わたしが最初に三池に行ったのは登山グループの女性2人とだったが、大阪へもどってから人にしゃべりまくったので、いろんな人とのつながりが新しくできていった。また三池で知り合った人からは手紙をもらっていたから、なにか大阪で自分ができることで支援したいと思っていた。
たまたま組合員の娘さんたちが、労組どうしの支援ということで、大阪で就職しているのだが、彼女たちが元気でいるか会ってもらえるだろうかという手紙をもらった。彼女たちはわたしの家のそばに本社がある阪急バスで車掌をしているという。当時のバスには女性の車掌が乗っていて、停車駅を告げ、ドアの開閉と料金の徴収をしていた。それで阪急バスの労組に連絡して、彼女たちに会い家によんでお茶しながらしゃべったり、本を貸してあげたりした。わたしは阪急電車で通勤していたけど、回り道になるバスに切り替えて、バスの中で出会うのが楽しかった。その他にも娘さんを雇いたいというお店に紹介したりした。

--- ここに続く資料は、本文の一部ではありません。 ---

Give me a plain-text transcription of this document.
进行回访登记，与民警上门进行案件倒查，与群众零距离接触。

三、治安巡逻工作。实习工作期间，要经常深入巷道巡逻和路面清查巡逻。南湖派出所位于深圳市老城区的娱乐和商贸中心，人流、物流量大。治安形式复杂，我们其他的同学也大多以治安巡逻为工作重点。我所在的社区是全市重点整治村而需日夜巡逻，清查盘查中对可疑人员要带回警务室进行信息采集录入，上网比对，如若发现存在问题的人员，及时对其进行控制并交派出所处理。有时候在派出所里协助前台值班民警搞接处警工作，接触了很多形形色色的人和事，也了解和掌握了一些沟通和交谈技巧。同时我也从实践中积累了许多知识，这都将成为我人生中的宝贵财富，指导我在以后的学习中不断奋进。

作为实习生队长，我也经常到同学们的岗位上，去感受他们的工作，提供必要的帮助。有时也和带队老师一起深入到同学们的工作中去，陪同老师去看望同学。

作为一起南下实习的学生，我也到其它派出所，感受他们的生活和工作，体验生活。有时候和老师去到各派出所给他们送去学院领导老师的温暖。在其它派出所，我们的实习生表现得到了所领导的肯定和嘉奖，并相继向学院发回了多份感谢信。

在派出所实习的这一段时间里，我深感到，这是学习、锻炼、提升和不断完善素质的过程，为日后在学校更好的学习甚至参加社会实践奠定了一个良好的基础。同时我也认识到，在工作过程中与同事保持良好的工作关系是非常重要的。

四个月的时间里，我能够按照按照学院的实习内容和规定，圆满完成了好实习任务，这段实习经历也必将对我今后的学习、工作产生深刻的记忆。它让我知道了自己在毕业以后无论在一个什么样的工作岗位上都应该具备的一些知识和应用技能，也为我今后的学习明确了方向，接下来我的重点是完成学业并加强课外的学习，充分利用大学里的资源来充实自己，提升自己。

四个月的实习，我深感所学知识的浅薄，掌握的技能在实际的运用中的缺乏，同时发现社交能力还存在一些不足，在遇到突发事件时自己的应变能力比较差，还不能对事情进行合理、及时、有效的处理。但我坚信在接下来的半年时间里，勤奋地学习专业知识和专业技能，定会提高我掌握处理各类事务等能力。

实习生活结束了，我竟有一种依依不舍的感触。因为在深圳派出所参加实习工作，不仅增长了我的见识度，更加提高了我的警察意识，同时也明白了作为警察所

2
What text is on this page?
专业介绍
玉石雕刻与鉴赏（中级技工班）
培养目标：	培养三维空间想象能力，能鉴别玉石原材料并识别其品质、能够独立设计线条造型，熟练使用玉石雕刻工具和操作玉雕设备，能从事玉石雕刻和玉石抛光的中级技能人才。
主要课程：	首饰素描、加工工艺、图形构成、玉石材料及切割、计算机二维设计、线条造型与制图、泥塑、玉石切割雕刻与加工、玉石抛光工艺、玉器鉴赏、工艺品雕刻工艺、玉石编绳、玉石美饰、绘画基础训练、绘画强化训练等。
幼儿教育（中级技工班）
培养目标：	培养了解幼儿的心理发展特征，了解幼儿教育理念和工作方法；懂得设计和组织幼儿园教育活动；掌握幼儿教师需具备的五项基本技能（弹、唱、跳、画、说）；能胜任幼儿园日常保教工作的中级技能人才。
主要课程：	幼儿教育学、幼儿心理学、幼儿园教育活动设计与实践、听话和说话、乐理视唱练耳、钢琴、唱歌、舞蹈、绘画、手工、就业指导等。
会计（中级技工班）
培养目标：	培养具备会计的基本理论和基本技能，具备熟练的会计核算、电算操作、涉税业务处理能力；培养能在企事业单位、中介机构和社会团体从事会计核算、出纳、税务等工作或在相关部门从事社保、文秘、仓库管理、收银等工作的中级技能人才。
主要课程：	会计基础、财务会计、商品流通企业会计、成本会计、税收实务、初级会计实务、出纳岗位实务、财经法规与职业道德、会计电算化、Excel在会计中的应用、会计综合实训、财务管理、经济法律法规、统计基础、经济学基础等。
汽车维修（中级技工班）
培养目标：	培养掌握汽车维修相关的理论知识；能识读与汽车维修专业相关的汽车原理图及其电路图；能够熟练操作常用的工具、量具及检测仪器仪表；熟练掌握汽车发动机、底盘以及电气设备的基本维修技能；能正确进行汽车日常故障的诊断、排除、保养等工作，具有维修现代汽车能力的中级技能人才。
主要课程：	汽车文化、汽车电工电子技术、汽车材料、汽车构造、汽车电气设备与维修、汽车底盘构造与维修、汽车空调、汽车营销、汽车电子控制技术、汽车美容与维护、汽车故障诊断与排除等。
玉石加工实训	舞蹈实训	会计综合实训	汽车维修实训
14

そんなことで半年ほど経ち、三池がいまどうなっているかも知りたいということで、もう一度、今度は一人で行った。そのときはもう大闘争は終結していたのだろうか。これは調べないと記憶にない。主婦の会のメーンバーの家に泊めてもらって話し合ったのだけど、なにを話したんだったか覚えていない。ものすごく厚い布団をかけてもらって、暑いほどだったことはよく覚えているのに(笑)。
ある日、労組の事務所にいると(なにしに行ったんだか)、灰原書記長が入ってこられた。だれかがすぐ紹介してくれたのだが、なんと、握手をしてくださった。「あなたのことはよく聞いていますよ。お世話になってます」とチンピラ娘に灰原さんは言ってくれた。生涯の感激!!!ここに極まれり、である。だって、密かにあこがれていた人だったんだから。それから何十年も経ち、数年前の新聞で灰原さんが亡くなられたことを知った。住まいは東京になっていた。